To describe how neural networks, we first illustrate the simplest neural network architecture, the perceptron. The perceptron is a simple mapping of nodes from the input nodes to an output node, with no hidden nodes present. The hidden nodes simply take in values from measurements, and the output node produces an output value based on the weighted sum of the inputs, where the weights are determined by the edges. We need to adjust the weights, however, in order to provide a correct answer for each input. We do this by providing a training mechanism for the perceptron which, basically, adjusts the weights of the edges depending on whether or not the given input values and weights yield the correct answer. A correct answer means the weights are correct, and does not require correction. A wrong answer means the weights are incorrect, and requires adjustment on the weights based on the inputs. The magnitude of corrections applied to the weights is adjusted by a learning parameter. Similar to other classifiers, a large number of training objects are fed into the network to cover all variations in the feature space where, after many training cycles, it can perform classification with good prediction rate.

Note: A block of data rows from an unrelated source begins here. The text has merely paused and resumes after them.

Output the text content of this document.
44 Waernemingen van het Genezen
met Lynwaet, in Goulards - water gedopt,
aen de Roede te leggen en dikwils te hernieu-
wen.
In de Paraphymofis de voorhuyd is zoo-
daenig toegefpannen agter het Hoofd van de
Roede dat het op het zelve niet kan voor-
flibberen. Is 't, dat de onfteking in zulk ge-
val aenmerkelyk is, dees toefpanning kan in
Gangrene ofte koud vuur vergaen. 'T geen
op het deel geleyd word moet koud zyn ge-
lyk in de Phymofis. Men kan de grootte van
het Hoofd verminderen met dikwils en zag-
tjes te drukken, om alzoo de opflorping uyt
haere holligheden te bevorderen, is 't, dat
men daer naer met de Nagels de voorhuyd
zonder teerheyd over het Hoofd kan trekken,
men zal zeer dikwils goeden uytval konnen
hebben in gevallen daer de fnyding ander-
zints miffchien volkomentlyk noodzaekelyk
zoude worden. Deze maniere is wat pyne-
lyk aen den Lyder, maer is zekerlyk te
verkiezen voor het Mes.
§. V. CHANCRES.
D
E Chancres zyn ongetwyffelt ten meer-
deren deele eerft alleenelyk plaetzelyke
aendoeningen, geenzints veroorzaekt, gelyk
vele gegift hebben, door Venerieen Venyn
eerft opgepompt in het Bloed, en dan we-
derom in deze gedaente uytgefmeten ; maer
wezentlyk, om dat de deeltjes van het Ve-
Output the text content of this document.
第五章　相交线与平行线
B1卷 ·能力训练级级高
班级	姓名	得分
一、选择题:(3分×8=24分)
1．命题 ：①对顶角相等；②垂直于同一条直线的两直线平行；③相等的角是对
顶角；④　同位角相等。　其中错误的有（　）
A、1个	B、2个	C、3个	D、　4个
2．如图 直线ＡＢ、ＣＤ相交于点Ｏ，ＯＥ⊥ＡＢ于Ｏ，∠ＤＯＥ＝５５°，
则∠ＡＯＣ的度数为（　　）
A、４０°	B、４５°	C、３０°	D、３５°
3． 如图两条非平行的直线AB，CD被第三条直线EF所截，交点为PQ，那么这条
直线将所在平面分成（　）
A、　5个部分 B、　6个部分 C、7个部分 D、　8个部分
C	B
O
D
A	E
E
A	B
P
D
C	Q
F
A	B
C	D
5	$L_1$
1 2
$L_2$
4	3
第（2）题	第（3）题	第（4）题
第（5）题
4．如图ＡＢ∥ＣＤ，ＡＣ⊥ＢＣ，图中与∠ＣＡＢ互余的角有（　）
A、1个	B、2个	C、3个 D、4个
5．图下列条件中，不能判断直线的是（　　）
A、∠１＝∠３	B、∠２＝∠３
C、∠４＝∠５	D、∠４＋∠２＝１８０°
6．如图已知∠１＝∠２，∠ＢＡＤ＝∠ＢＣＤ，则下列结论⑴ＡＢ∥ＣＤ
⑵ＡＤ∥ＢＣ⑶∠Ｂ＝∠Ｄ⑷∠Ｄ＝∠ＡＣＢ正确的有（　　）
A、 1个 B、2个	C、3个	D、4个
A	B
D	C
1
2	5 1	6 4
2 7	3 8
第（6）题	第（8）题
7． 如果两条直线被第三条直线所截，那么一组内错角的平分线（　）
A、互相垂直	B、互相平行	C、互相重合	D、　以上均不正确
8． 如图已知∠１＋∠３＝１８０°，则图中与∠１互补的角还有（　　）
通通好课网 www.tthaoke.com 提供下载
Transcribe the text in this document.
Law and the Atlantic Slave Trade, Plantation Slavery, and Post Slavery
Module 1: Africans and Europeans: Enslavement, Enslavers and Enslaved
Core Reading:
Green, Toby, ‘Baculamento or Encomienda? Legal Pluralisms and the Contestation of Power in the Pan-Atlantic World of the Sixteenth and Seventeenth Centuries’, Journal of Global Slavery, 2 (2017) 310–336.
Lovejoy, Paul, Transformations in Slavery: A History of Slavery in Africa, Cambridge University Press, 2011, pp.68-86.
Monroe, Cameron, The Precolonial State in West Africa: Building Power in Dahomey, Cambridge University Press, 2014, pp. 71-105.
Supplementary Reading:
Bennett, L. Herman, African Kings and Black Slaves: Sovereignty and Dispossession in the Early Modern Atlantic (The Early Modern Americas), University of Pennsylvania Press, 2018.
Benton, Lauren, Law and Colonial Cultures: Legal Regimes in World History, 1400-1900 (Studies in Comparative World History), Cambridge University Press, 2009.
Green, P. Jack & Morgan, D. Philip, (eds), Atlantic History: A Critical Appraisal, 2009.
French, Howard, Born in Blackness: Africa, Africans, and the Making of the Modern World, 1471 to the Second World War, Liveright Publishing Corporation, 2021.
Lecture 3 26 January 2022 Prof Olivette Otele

In order to improve this, we introduce a hidden layer into the network. Each node of the network behaves similarly to the perceptron, where each node performs weighted summation of the inputs. We populate the network of such nodes, until we form input, hidden, and output layers. We need to impose however that all edges go forward through the network. Generally, this architecture is called a feed-forward neural network, as the information input goes forward through the network until it reaches the output, with no recurrence or backward mapping. After summing the inputs, we pass it through an activation function, which decides what value would the node pass through to the other nodes. Usually, the activation function used in neural-networks is the sigmoid function. The way a feed-forward neural network is trained differs a bit with the perceptron, with the method of training called backpropagation. What it does is it introduces an mean-square error function comparing the expected output and the output given the weights. By doing this, we may minimize the error by posing the error function as an optimization problem, which determines the proper value of weights (variables) which minimizes the error (objective).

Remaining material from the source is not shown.